Elliptic Curve Discrete Logarithm Problem (ECDLP): given $P$ and $Q=kP$ for unknown integer $k$, recover $k$.
Computational Diffie–Hellman (CDH) on the curve: given $P$, $A=k_aP$, and $B=k_bP$, compute $k_a k_b P$.

ECDH protocol (informal):

The peers agree on a curve and a base point $P\in E(\mathbb{F}_p)$ (with known order r).
Alice picks a private scalar $k_a\in{1,\dots,r-1}$ and sends the public point $A=k_aP$ to Bob.
Bob picks $k_b$ and sends $B=k_bP$ to Alice.
Alice computes $S_A=k_a B = k_a(k_bP)=k_a k_b P$.
Bob computes $S_B=k_b A = k_b(k_aP)=k_b k_a P$. Both obtain the same shared point $S=k_a k_b P$.

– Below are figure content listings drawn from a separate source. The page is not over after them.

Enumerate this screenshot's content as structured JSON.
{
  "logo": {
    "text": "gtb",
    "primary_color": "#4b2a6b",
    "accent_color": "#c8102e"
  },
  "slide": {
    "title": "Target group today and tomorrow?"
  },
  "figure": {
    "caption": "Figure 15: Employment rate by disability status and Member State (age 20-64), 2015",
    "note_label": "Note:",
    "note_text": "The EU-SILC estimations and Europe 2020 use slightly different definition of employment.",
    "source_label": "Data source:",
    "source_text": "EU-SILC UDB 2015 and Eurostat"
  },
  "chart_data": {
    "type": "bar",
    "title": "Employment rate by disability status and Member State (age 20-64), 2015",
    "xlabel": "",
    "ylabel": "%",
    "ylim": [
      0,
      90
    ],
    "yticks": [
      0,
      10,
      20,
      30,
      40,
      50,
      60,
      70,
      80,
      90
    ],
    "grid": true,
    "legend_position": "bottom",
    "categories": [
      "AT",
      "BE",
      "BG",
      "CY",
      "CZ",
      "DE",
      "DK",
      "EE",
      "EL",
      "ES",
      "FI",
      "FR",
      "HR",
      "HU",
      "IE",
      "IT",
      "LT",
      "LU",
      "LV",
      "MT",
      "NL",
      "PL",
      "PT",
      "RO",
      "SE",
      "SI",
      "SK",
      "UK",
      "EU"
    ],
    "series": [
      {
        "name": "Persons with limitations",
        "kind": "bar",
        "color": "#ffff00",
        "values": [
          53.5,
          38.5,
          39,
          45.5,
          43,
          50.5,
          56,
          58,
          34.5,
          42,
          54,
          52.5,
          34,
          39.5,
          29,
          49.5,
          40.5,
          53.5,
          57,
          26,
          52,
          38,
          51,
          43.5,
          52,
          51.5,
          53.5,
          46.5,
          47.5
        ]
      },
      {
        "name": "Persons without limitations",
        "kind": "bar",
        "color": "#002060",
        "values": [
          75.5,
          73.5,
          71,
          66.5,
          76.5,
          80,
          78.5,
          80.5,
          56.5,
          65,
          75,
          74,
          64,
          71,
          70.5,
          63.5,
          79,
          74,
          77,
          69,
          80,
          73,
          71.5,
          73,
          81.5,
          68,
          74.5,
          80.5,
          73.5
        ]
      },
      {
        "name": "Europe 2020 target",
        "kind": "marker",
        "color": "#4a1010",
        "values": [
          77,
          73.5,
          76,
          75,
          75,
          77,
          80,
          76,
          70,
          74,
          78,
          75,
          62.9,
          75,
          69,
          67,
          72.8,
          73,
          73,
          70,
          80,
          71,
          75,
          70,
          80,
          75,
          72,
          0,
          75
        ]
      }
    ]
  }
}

Please play the toy example and watch the key exchange animation on curves.xargs.org

Why an eavesdropper cannot recover the shared key (informal):

If an attacker sees only $A=k_aP$ and $B=k_bP$, then computing $k_a$ or $k_b$ from $A$ or $B$ alone requires solving the ECDLP; computing $k_a k_b P$ directly from $A$ and $B$ without either scalar requires solving the CDH problem. Both problems are believed to be computationally infeasible for well-chosen curves and sufficiently large parameters (e.g., 256-bit prime fields such as Curve25519). Thus knowledge of $A$ and $B$ does not reveal $k_a$ or $k_b$, nor the derived symmetric key, under standard assumptions.

The toy curve Curve61 used $\mathbb{F_{61}}$. In practice, cryptographic curves use much larger prime fields (e.g., Curve25519 uses a 255-bit prime, i.e., $\mathbb{F}_{2^{255}-19}$) to ensure security against known attacks.